Bentornati al nostro appuntamento con le pillole di architettura brontese, oggi concludiamo il discorso iniziato nella scorsa pillola sul complesso del Real Collegio Capizzi andando a concentrare il nostro focus sulla chiesa del Sacro Cuore.

I lavori di costruzione iniziarono nel 1907 su quella che in parte era l’area di ingombro della Cappella di San Rocco, ed ultimati nel 1914.
La fabbrica si pone al centro della facciata principale quasi a dividere e mediare tra lo stile settecentesco dell’ala antica e quello più neoclassico della parte nuova (realizzata anch’essa nei primi del 900’).

Analizzando la facciata possiamo “leggere” gli elementi che la compongono, due coppie di paraste in finto bugnato poggiate su basi di pietra lavica e coronate da capitelli compositi sorreggono il cornicione finemente decorato, al centro abbiamo il portale d’ingresso incastonato tra due colonne in pietra lavica con capitelli in pietra bianca, al di sopra della quale poggia un fregio ed un architrave in pietra lavica a linee spezzate, il fregio è decorato con dei tondi in pietra raffiguranti dei putti.
Al di sopra del cornicione troviamo il secondo ordine, questa volta le paraste sono a superficie liscia mentre l’area centrale è occupata da un rosone in ferro e vetro colorato, chiude il tutto un cornicione che riprende le linee dell’architrave.
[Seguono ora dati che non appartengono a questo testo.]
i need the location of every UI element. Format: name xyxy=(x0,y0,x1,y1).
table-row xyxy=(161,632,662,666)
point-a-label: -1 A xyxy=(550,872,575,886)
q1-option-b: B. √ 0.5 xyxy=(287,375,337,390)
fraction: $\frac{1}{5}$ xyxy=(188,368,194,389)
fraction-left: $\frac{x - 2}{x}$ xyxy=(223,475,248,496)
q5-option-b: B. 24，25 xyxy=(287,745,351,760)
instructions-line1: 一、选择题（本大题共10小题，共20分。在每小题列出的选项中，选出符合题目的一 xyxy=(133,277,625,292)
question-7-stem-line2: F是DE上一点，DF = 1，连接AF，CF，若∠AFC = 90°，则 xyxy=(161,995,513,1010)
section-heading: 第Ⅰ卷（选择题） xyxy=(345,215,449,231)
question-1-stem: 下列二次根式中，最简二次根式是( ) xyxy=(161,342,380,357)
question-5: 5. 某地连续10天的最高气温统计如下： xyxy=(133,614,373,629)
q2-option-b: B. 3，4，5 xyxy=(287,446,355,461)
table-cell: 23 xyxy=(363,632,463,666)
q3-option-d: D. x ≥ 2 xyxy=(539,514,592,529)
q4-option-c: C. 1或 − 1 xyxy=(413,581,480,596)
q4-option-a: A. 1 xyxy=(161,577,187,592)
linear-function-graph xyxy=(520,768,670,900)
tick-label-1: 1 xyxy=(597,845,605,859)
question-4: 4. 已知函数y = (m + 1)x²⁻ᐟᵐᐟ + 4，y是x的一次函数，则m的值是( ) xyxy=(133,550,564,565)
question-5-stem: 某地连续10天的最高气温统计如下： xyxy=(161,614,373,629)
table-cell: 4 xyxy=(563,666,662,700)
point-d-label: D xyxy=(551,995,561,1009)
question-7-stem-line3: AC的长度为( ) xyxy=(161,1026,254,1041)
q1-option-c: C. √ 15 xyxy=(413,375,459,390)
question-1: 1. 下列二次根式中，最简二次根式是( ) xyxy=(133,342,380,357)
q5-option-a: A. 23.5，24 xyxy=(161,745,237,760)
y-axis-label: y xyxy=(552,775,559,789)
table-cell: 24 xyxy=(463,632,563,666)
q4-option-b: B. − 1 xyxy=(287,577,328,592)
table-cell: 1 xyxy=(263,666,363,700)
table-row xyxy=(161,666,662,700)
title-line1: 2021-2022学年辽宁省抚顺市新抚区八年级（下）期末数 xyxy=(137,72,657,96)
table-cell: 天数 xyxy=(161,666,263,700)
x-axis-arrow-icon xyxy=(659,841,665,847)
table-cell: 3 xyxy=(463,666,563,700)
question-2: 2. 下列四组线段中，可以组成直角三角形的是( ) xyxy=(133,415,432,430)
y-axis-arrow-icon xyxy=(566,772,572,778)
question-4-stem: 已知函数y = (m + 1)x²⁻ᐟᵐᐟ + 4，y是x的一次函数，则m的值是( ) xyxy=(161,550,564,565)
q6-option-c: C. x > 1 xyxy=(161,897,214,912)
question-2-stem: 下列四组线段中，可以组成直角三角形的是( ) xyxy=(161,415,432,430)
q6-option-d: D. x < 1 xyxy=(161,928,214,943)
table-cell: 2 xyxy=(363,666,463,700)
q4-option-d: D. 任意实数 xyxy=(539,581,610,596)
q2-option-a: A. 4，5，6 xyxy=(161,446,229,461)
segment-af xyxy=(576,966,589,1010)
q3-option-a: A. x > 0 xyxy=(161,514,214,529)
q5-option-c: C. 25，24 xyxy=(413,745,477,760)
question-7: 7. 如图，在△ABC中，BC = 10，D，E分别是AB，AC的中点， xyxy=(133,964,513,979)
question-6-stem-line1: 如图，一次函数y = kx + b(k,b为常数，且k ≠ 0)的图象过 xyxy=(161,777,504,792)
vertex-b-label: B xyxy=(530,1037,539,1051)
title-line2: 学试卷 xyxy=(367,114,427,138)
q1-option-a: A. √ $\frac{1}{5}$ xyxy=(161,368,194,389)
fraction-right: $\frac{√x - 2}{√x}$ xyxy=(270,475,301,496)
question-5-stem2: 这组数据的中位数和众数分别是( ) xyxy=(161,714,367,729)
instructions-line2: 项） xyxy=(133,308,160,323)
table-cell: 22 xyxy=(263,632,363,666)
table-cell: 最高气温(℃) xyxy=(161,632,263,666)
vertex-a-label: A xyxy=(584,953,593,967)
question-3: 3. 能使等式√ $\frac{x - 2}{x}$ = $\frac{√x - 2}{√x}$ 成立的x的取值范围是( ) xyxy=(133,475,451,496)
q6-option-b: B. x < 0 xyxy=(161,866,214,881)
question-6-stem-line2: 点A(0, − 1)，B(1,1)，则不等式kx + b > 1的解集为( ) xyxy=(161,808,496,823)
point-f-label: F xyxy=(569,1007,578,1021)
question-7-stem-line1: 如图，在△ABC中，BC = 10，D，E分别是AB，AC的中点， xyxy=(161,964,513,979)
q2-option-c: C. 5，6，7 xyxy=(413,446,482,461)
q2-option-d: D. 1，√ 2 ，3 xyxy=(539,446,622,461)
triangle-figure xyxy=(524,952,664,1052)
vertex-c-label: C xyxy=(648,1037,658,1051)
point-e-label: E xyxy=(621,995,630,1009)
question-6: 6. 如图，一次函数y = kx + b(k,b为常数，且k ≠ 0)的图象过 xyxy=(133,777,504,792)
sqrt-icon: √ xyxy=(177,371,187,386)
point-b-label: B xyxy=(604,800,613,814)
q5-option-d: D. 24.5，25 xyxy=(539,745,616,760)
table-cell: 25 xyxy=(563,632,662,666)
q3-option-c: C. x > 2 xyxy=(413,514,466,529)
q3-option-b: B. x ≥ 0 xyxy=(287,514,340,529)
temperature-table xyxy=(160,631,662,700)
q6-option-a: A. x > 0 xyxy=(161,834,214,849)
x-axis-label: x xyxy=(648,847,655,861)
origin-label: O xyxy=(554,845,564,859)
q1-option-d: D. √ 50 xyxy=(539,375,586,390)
All’interno troviamo un ampio spazio volumetrico rettangolare che forma l’unica navata conclusa da due lesene oltre le quali troviamo l’abside semicircolare.
Lo spazio interno è ampiamente decorato con stucchi di natura barocca dove trovano spazio in tutto cinque altari con mense in marmi policromi.
Al di sotto del cornicione troviamo raffigurati i volti di dieci apostoli mentre, nella volta posta sopra l’altare maggiore troviamo un bassorilievo raffigurante il Padre Eterno (per il volto del Padre Eterno l’artista utilizzò come modello “Don Emanuele Barbaria”, uno dei capostipiti della famiglia Barbaria).

Chiudo con un invito ad andare ad osservare con nuovo occhio critico le bellezze ancora da scoprire che il Sacro Cuore ci può offre.